Please refer to the documentation of the GetNewBySource query in %iKnow.Queries.EntityAPI for more details on the parameters and available algorithms.

classmethod GetPartLiteral(domainId As %Integer, sentenceId As %Integer, position As %Integer, vSrcId As %Integer = 0) as %String

Returns the literal of the entity or nonrelevant at the specified position.

classmethod GetParts(ByRef result, domainid As %Integer, sentenceid As %Integer, includeCRCMarkers As %Boolean = 0, includePathMarkers As %Boolean = 0, vSrcId As %Integer = 0) as %Status

Returns the elements (concepts, relations and nonrelevants) that make up the sentence, optional including markers for the beginning and end of any CRCs or Paths in the sentence. This information can be used to display the sentence value (see also GetValue()) and/or highlight specific elements of interest.

Output structure: 
result(pos) = $lb(entOccId, entUniId, entity, role)
when includeCRCMarkers = 1, adds 
result(pos, [CRCMASTER | CRCRELATION | CRCSLAVE]) = $lb(crcOccId, crcUniId)
when includePathMarkers = 1, adds 
result(pos, [PATHBEGIN | PATHEND]) = $lb(pathId)

Note: the subscript levels for CRC and Path markers are not available in the QAPI and WSAPI versions of this query.

If a Virtual Source ID is specified, the sentence ID is treated as a virtual one, in the context of the supplied vSrcId.

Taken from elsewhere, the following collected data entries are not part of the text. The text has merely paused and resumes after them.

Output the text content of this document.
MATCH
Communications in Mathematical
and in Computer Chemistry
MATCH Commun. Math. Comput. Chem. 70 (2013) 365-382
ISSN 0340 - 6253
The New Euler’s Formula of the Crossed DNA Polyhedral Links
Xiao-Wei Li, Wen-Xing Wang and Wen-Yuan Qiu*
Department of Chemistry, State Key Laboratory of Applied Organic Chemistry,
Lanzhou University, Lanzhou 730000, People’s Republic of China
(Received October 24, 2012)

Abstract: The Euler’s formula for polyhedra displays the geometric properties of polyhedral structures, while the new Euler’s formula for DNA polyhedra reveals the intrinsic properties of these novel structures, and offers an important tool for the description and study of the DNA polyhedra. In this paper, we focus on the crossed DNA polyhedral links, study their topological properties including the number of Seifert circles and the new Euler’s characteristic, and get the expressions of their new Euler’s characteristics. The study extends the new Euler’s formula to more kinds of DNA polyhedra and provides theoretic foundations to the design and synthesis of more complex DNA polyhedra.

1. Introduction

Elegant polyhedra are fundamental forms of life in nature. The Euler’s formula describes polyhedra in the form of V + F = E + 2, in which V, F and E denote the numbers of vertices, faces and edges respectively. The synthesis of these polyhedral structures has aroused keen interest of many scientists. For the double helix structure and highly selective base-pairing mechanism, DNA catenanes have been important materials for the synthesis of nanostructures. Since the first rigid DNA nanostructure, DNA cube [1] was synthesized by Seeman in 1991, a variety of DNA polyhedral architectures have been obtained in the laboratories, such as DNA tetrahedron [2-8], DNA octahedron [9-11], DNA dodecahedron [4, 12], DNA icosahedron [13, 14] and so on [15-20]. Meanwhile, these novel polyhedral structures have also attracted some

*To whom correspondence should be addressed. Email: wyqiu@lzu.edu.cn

classmethod GetPosition(domainId As %Integer, sentenceId As %Integer, vSrcId As %Integer = 0) as %Integer

Returns the position within the source this sentence occurs at (1-based).

classmethod GetSourceId(domainId As %Integer, sentenceId As %Integer) as %Integer

Returns the source ID in which the supplied sentence ID occurs

classmethod GetValue(domainid As %Integer, sentenceid As %Integer, Output fullSentence As %Boolean = 1, vSrcId As %Integer = 0) as %String

This method rebuilds a sentence based on the literals and entities it is composed of.

The string returned is the first part, up to the maximum string length, whereas the output parameter fullSentence is an array containing all the parts in the right order, containing a %Boolean value at the top level indicating whether the returned string is the full sentence (1) or (if 0) the user should have to look into this array to learn the full sentence.

If a Virtual Source ID is specified, the sentence ID is treated as a virtual one, in the context of the supplied vSrcId.